Scientists believe that the fungus is transmitted primarily from bat to bat and takes place when the bats hibernate together in large caves or mines. They encounter each other as they go into hibernation, spreading the fungus right before their immune systems slow.

The fungus grows on the faces and wings of bats and looks like a white, fuzzy moss. The fungus inhibits the release of carbon dioxide through their wings during hibernation and causes the bats to wake up to lick themselves clean to release the carbon dioxide.

Waking up from hibernation causes the bats to lose valuable calories. They consequently can starve to death. The bats often fly out of the caves or mines to look for insects in the dead of winter in one last desperate attempt to obtain calories.

One of the largest hibernating grounds for bats in Minnesota is the Soudan Underground Mine near Ely. The mine has lost an estimated 97% of the bat population over the last decade due to the fungus.

Many loggers and forest management workers question how regulations involving logging will do anything to stop mortality in Minnesota’s bat population since white-nose syndrome affects bats during hibernation when they are underground and not in trees.

Mike Forsman Jr. of Ely, executive director of The ACLT (Associated Contract Loggers and Truckers of Minnesota), is one of those people. Forsman’s association is composed of over 200 timber industry companies working together for the prosperity of the entire industry in Minnesota and the US.

“They’re going to have the taxpayer pay the bill. There will be more time in the woods, more delays, more money.” Forsman said.

Forsman expressed concern that the new regulations would pressure logging companies to harvest more in a shorter period, which could lead to issues in the industry, such as safety and not meeting quotas.

Forsman said that “Everybody is waiting” for the regulations. He ended by saying that “We all want the wildlife to survive and thrive. We all want healthy forests.”

Another logger concerned about what the regulations will be is the executive director of the American Loggers Council, Scott Dane.

He believes that there will likely be negative impacts on the timber industry in the United States from the new regulations.

Dane said that this is nothing new for loggers. He remembers how loggers and the whole forest industry suffered the consequences of spotted owl listing.

Dane thinks that the northern long-eared bat will be weaponized to destruct and litigate to the detriment of forest management and believes the species to be the “next spotted owl.”

Many loggers and timber industry professionals were impacted by the spotted owl when it became federally protected on the west coast. Many lost their jobs.

While loggers and truckers are concerned about the regulations coming down the pike, Jason Meyer, deputy land and minerals director in St. Louis County, seemed much less worried.

Meyer helps manage just under 900,000 acres of land in St. Louis County, and his department facilitates the timber harvests in the region. He had the inside scoop to the regulations that will likely be implemented.

Meyer says that the county will likely need to apply for and receive incidental take permits from the state to continue logging.

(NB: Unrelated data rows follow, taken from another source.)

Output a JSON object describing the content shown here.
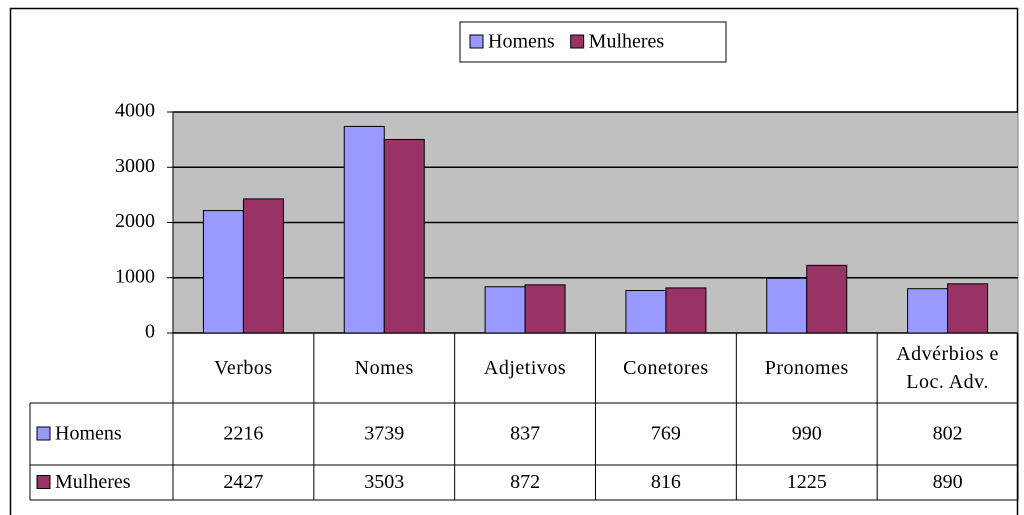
{
  "chart_data": {
    "type": "bar",
    "categories": [
      "Verbos",
      "Nomes",
      "Adjetivos",
      "Conetores",
      "Pronomes",
      "Advérbios e Loc. Adv."
    ],
    "series": [
      {
        "name": "Homens",
        "color": "#9999ff",
        "values": [
          2216,
          3739,
          837,
          769,
          990,
          802
        ]
      },
      {
        "name": "Mulheres",
        "color": "#993366",
        "values": [
          2427,
          3503,
          872,
          816,
          1225,
          890
        ]
      }
    ],
    "ylim": [
      0,
      4000
    ],
    "yticks": [
      0,
      1000,
      2000,
      3000,
      4000
    ],
    "grid": true,
    "legend": "top",
    "data_table": true,
    "plot_background": "#c0c0c0"
  }
}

An incidental take permit would allow loggers to continue logging even though it might result in the killing of an endangered or threatened species. The incidental take permit has ordinances that must be adhered to, such as preparation by the county of a conservation plan for the bat species.

The conservation plan has been written up in the event the state issues the take permits. To be able to log in the county, loggers would not be allowed to log within 150 feet of known bat roosts and not within a quarter mile of hibernating areas for the bats.

While Meyer was confident the new regulations under the conservation plan would not impact loggers and forest management professionals in a major way, he did admit that “there will be some learning curves.”

Meyer believes they (the county) are sitting in a good place on the forestry end of things knowing that the conservation plan is in the works.

Whether or not the conservation plan will help save the northern long-eared bat population will have to wait to be seen.